Bei Bewerbungen über ein firmeneigenes Portal, musst Du Dich in den meisten Fällen zunächst registrieren und ein Benutzerkonto erstellen. Anschließend kannst Du mit der Online-Bewerbung beginnen. Ein Fragebogen zu Deinen persönlichen Angaben und zu Deinem schulischen Werdegang ist häufig der erste Schritt. Danach hast Du in einem Textfeld die Möglichkeit, Dein Anschreiben zu formulieren und Anlagen (Zeugnisse, Bescheinigungen, usw.) hochzuladen. Am besten bereitest Du sowohl den Text für Dein Anschreiben als auch die Anlagen bereits vor!

… oder E-Mail-Bewerbung

Wenn die Firma eine ausführliche Bewerbung per E-Mail wünscht, fungiert die E-Mail selbst als Dein Anschreiben und sollte entsprechend sorgfältig gestaltet werden. Auch hier gilt: auf Rechtschreibung bitte achten. Auch wenn der Umgangston in privaten E-Mails eher locker und salopp ist, kommt das für eine Bewerbung per E-Mail nicht gut an. Ganz wichtig ist außerdem, dass Du genau wie bei der schriftlichen Bewerbung bei der Begrüßungsformel einen konkreten Ansprechpartner benennst und diesen höflich ansprichst.

… und wie geht das mit den Anhängen?

Auch bei Online- und E-Mail-Bewerbungen ist die gängige Zusammenstellung von Bewerbungsunterlagen gefordert. Anlagen bzw. Anhänge wie der Lebenslauf, Zeugnisse und eventuelle Praktikabescheinigungen oder Arbeitsproben sind in passenden Formaten und bestenfalls in sinnvoller Reihenfolge der Bewerbung beizufügen. Du kannst auch Dein Anschreiben als Datei anfügen, damit es der Personalverantwortliche ordentlich ausdrucken kann. Ein aktuelles Bewerbungsfoto bringt man am besten digital in eine Textdatei, die als Deckblatt fungiert. Alle übrigen Dokumente, die Dir nicht in Dateiform zur Verfügung stehen, musst Du zunächst einmal einscannen. Das Format PDF eignet sich beispielsweise auch dafür, aus den einzeln eingescannten bzw. vorhandenen Textdateien eine PDF-Datei zu generieren. Dies ist für das Unternehmen einfacher und übersichtlicher.

  1. Ansprechpartner

    Sende Deine Bewerbung immer an die E-Mail-Adresse eines konkreten Ansprechpartners. Bei allgemeinen Adressen wie info@unternehmen.de kann es passieren, dass Deine Bewerbung den zuständigen Mitarbeiter entweder gar nicht oder viel zu spät erreicht. Wenn Du die E-Mail-Adresse Deines Ansprechpartners nicht kennst, lohnt es sich, vorher anzurufen und nachzufragen.

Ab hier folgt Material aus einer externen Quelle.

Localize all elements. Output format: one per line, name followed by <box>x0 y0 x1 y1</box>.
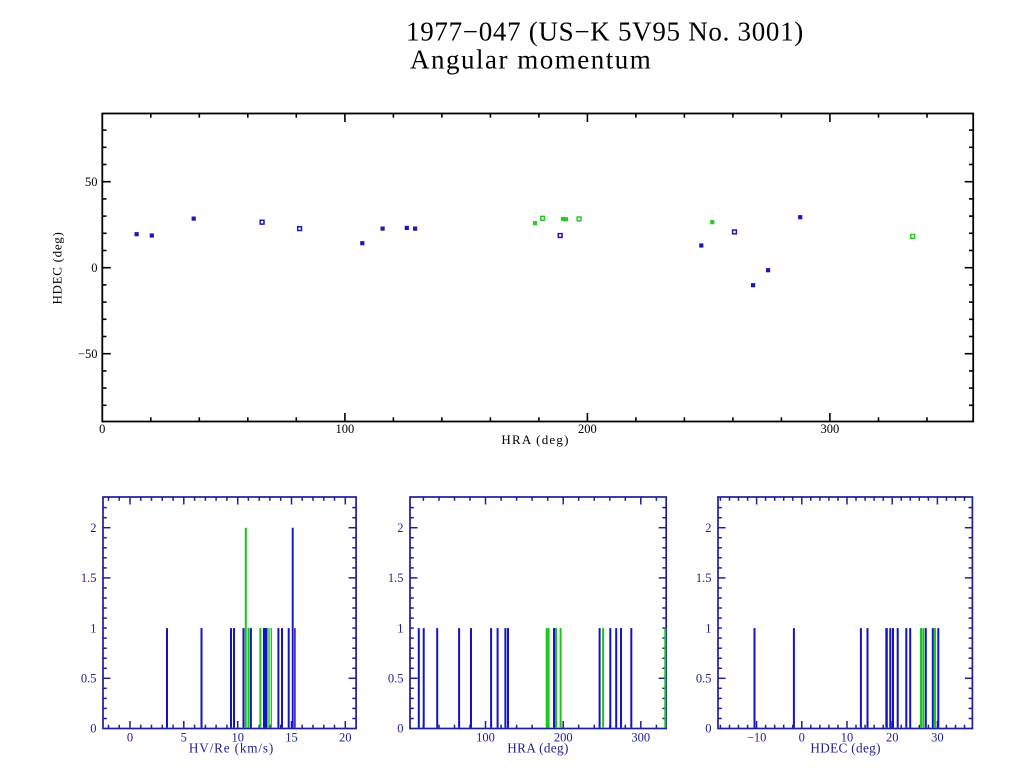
svg-text:−50: −50 <box>78 347 98 361</box>
svg-text:−10: −10 <box>747 731 767 745</box>
svg-text:1: 1 <box>397 621 403 635</box>
svg-text:0: 0 <box>799 731 805 745</box>
svg-text:200: 200 <box>578 422 597 436</box>
svg-text:HRA (deg): HRA (deg) <box>507 741 568 756</box>
svg-text:100: 100 <box>476 731 495 745</box>
svg-text:0.5: 0.5 <box>81 672 97 686</box>
svg-text:HDEC (deg): HDEC (deg) <box>810 741 881 756</box>
svg-text:5: 5 <box>181 731 187 745</box>
svg-text:HRA (deg): HRA (deg) <box>501 432 569 447</box>
svg-text:HDEC (deg): HDEC (deg) <box>50 231 65 304</box>
svg-text:200: 200 <box>554 731 573 745</box>
svg-text:100: 100 <box>336 422 355 436</box>
svg-text:2: 2 <box>90 521 96 535</box>
svg-text:Angular momentum: Angular momentum <box>410 45 652 75</box>
svg-text:0.5: 0.5 <box>696 672 712 686</box>
svg-text:0: 0 <box>397 722 403 736</box>
svg-text:0: 0 <box>127 731 133 745</box>
svg-text:1.5: 1.5 <box>696 571 712 585</box>
svg-text:300: 300 <box>631 731 650 745</box>
svg-text:10: 10 <box>841 731 854 745</box>
svg-text:50: 50 <box>85 175 98 189</box>
svg-text:1.5: 1.5 <box>388 571 404 585</box>
svg-text:0: 0 <box>91 261 97 275</box>
svg-text:1: 1 <box>705 621 711 635</box>
svg-text:15: 15 <box>285 731 298 745</box>
svg-text:1977−047 (US−K 5V95 No. 3001): 1977−047 (US−K 5V95 No. 3001) <box>406 17 804 47</box>
svg-text:30: 30 <box>931 731 944 745</box>
svg-text:20: 20 <box>339 731 352 745</box>
svg-text:1.5: 1.5 <box>81 571 97 585</box>
svg-text:2: 2 <box>705 521 711 535</box>
svg-text:0: 0 <box>705 722 711 736</box>
svg-text:HV/Re (km/s): HV/Re (km/s) <box>189 741 274 756</box>
svg-text:300: 300 <box>821 422 840 436</box>
svg-text:20: 20 <box>886 731 899 745</box>
svg-text:1: 1 <box>90 621 96 635</box>
svg-text:0: 0 <box>90 722 96 736</box>
svg-text:0: 0 <box>99 422 105 436</box>
svg-text:2: 2 <box>397 521 403 535</box>
svg-text:10: 10 <box>231 731 244 745</box>
svg-text:0.5: 0.5 <box>388 672 404 686</box>
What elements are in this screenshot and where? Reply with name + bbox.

  2. Angaben der Betreffzeile

    In den Betreff gehört neben dem Stichwort „Bewerbung“ auch die Position, für die Du Dich bewirbst.

  3. Dateigröße beachten

    Achte darauf, dass Deine Anhänge nicht zu groß werden! 2 MB ist das absolute Maximum. Außerdem solltest Du die Anhänge mit Deinem Namen und der konkreten Inhalt der Datei benennen, damit eine Zuordnung leichter fällt.

  4. Textelemente

    Inhaltlich sollte das E-Mail-Anschreiben dem in Textform in nichts nachstehen. Symbole oder Smileys gehören auf keinen Fall in eine professionelle E-Mail-Bewerbung! Auch Textformatierungen wie „kursiv“ oder „fett“ solltest Du unterlassen.

  5. Eigene E-Mailadresse

    Verwende eine seriöse E-Mail-Adresse, dieam besten Deinen Namen enthält.
    PDF als geeignetes Dateiformat
    Ein PDF kann auf jedem Computer geöffnet und angesehen werden, wenn ein entsprechender Reader installiert ist. Ein Programm zum Lesen und Erstellen dieses Dateiformats kann meist kostenfrei aus dem Netz heruntergeladen werden. Nach der Installation steht Dir das Programm zur Generierung von PDF-Dokumenten zur Verfügung. Über das Menü „Drucken“ können die Dokumente als PDF „veröffentlicht“ werden.